GOP Candidates Seen as Religious—Except Trump

WASHINGTON, D.C. (Jan. 27, 2016) – While the conventional wisdom in American politics has long been that someone who is not religious cannot be elected president of the United States, a new Pew Research Center survey finds that one of the candidates who is widely viewed by Republicans as a potentially “good” or “great” president, Donald Trump, is not widely seen as a religious person, even by those in his own party. And on the Democratic side, the share of Americans who say Hillary Clinton is not a religious person now stands at 43 percent, which is sharply higher than it was in the summer of 2007, when she was seeking the presidential nomination for the first time.

The new survey, conducted Jan. 7-14, 2016, among 2,009 adults, finds that the leading Republican presidential candidates are more widely viewed as religious people than are Clinton and Bernie Sanders. Roughly two-thirds of adults (68 percent) say they think Ben Carson is “very” or “somewhat” religious, while 65 percent say the same about Ted Cruz and 61 percent think Marco Rubio is a religious person. By comparison, 48 percent of adults say they believe Clinton is a religious person, and 40 percent think Sanders is “very” or “somewhat” religious.

The major exception to this pattern is Donald Trump; just 30 percent of U.S. adults view Trump as a religious person.

The new survey confirms that being an atheist continues to be one of the biggest perceived shortcomings a hypothetical presidential candidate could have, with 51 percent of adults indicating they would be less likely to vote for a presidential candidate who does not believe in God. The study also shows that having a president who shares their religious beliefs is important to many Americans, with about half of U.S. adults saying it is “very important” (27 percent) or “somewhat important”(24 percent) to have someone in the White House who shares their religious perspective. This view is particularly common with Republicans, among whom 64 percent say it is at least “somewhat important” to them that the president share their religious beliefs.

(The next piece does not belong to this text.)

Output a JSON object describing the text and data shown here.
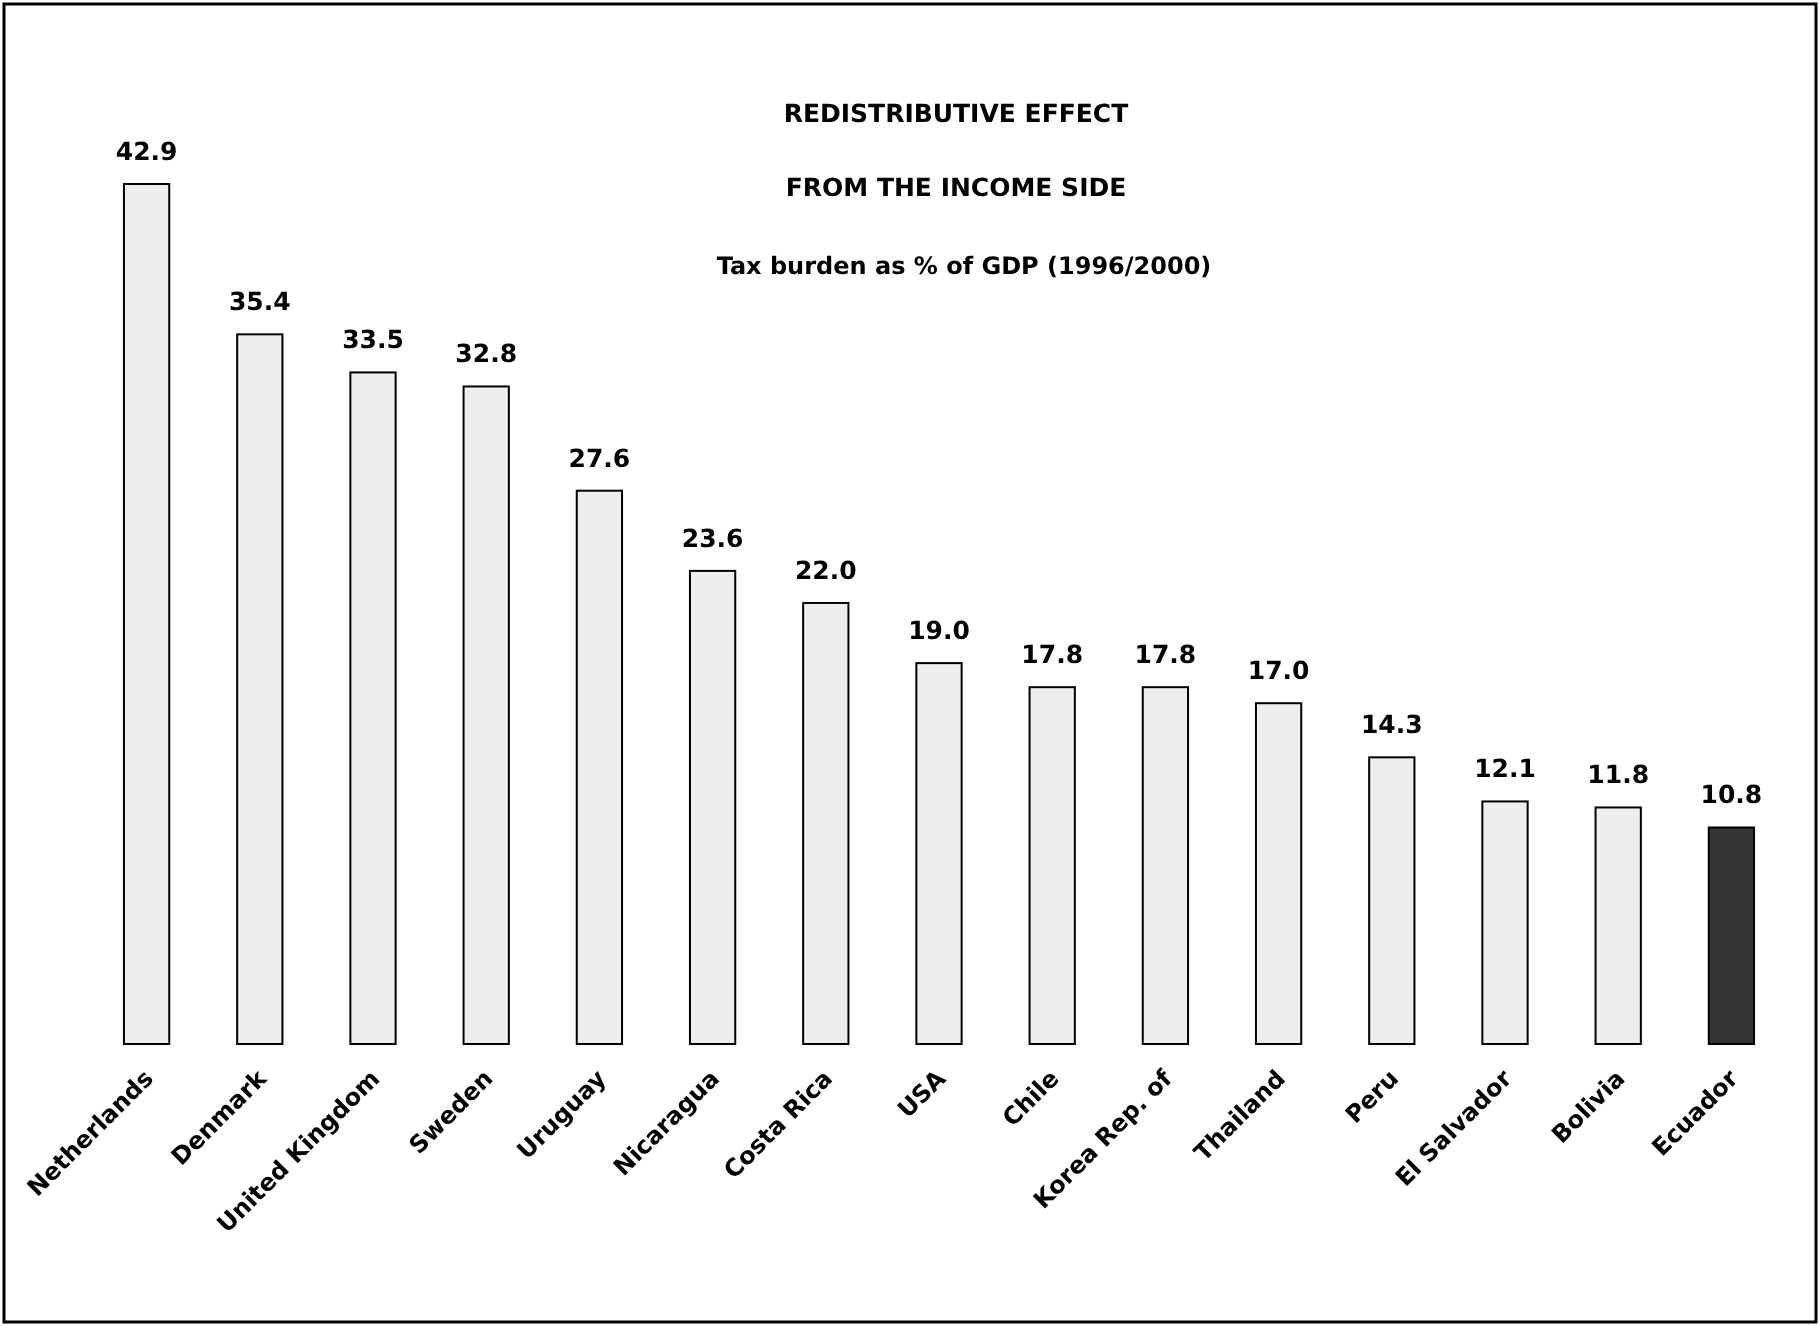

At the same time, many Republicans think Trump would be a good president despite his perceived lack of religiousness. Of the 56 percent of GOP voters who think Trump would be a good or great president, a substantial minority of them (17 percent of Republican registered voters overall) say they think Trump is not religious. The pattern is very different for the other leading GOP candidates; virtually all Republicans who think Cruz, Rubio and Carson would be successful presidents (and who express a view about their religiousness) also say they view those candidates as at least somewhat religious. Just 2 percent of GOP voters think Rubio would be a good president and that he is not particularly religious, with just 1 percent saying the same about Cruz and Carson.